Penyelenggaraan Pendididikan untuk masyarakat Bumiputra pada awal abad ke-19 mulai menjadi kewajiban bagi Pemerintah Kolonial Belanda. Pada tahun 1808 Gubernur Jenderal Herman Willem Daendels (1762-1818) mengumumkan keputusan yang mengharuskan para regent (bupati) membangun sekolah untuk anak-anak Bumiputra dan mengangkat guru-guru berkualitas.

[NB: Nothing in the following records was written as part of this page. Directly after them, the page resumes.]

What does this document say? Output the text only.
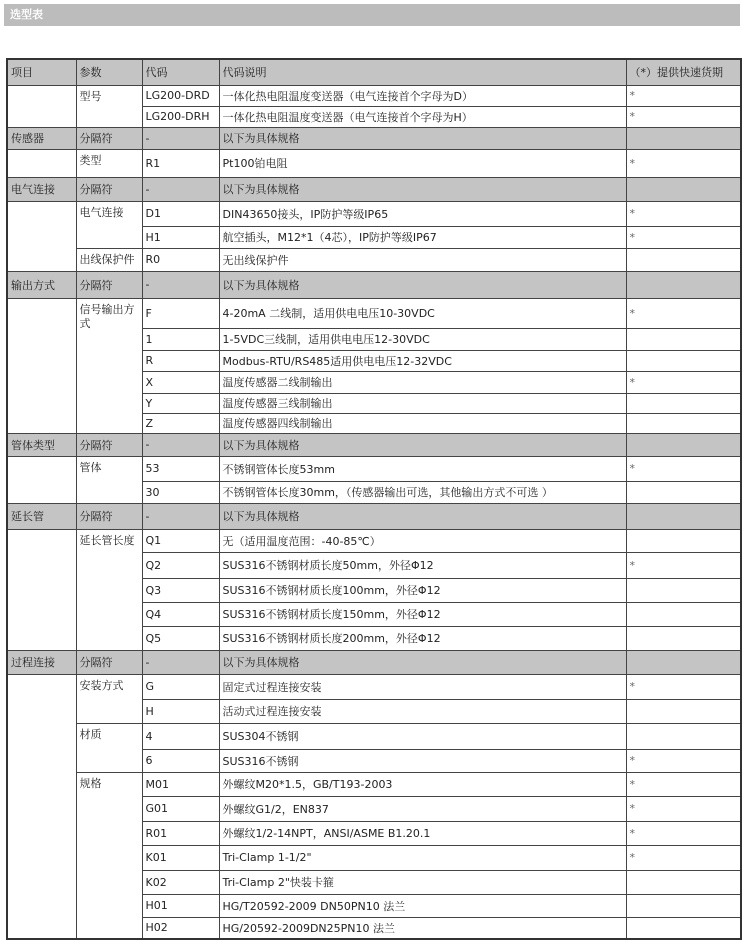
选型表
项目	参数	代码	代码说明	（*）提供快速货期
	型号	LG200-DRD	一体化热电阻温度变送器（电气连接首个字母为D）	*
		LG200-DRH	一体化热电阻温度变送器（电气连接首个字母为H）	*
传感器	分隔符	-	以下为具体规格	
	类型	R1	Pt100铂电阻	*
电气连接	分隔符	-	以下为具体规格	
	电气连接	D1	DIN43650接头，IP防护等级IP65	*
		H1	航空插头，M12*1（4芯），IP防护等级IP67	*
	出线保护件	R0	无出线保护件	
输出方式	分隔符	-	以下为具体规格	
	信号输出方式	F	4-20mA 二线制，适用供电电压10-30VDC	*
		1	1-5VDC三线制，适用供电电压12-30VDC	
		R	Modbus-RTU/RS485适用供电电压12-32VDC	
		X	温度传感器二线制输出	*
		Y	温度传感器三线制输出	
		Z	温度传感器四线制输出	
管体类型	分隔符	-	以下为具体规格	
	管体	53	不锈钢管体长度53mm	*
		30	不锈钢管体长度30mm，（传感器输出可选，其他输出方式不可选 ）	
延长管	分隔符	-	以下为具体规格	
	延长管长度	Q1	无（适用温度范围：-40-85℃）	
		Q2	SUS316不锈钢材质长度50mm，外径Φ12	*
		Q3	SUS316不锈钢材质长度100mm，外径Φ12	
		Q4	SUS316不锈钢材质长度150mm，外径Φ12	
		Q5	SUS316不锈钢材质长度200mm，外径Φ12	
过程连接	分隔符	-	以下为具体规格	
	安装方式	G	固定式过程连接安装	*
		H	活动式过程连接安装	
	材质	4	SUS304不锈钢	
		6	SUS316不锈钢	*
	规格	M01	外螺纹M20*1.5，GB/T193-2003	*
		G01	外螺纹G1/2，EN837	*
		R01	外螺纹1/2-14NPT，ANSI/ASME B1.20.1	*
		K01	Tri-Clamp 1-1/2"	*
		K02	Tri-Clamp 2"快装卡箍	
		H01	HG/T20592-2009 DN50PN10 法兰	
		H02	HG/20592-2009DN25PN10 法兰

Namun, keputusan tersebut tidak dapat langsung terlaksana dengan baik sampai ditetapkan dasar hukumnya pada tahun 1818, yaitu Regerings Reglement (Peraturan Pemerintah Hindia Belanda) yang menetapkan pemerintah berkewajiban menyediakan fasilitas pendidikan bagi anak-anak Bumiputra yang sama atau mirip dengan yang diperuntukkan bagi anak-anak Eropa (Chijs). Tujuan pendirian sekolah bagi kaum pribumi adalah untuk memperoleh tenaga kerja murah yang terdidik dan terlatih dalam jumlah banyak sejalan dengan dikembangkannya sistem pemerintahan yang profesional dan diberinya kesempatan para pemilik modal (swasta) untuk membuka perusahaan-perusahaan besar.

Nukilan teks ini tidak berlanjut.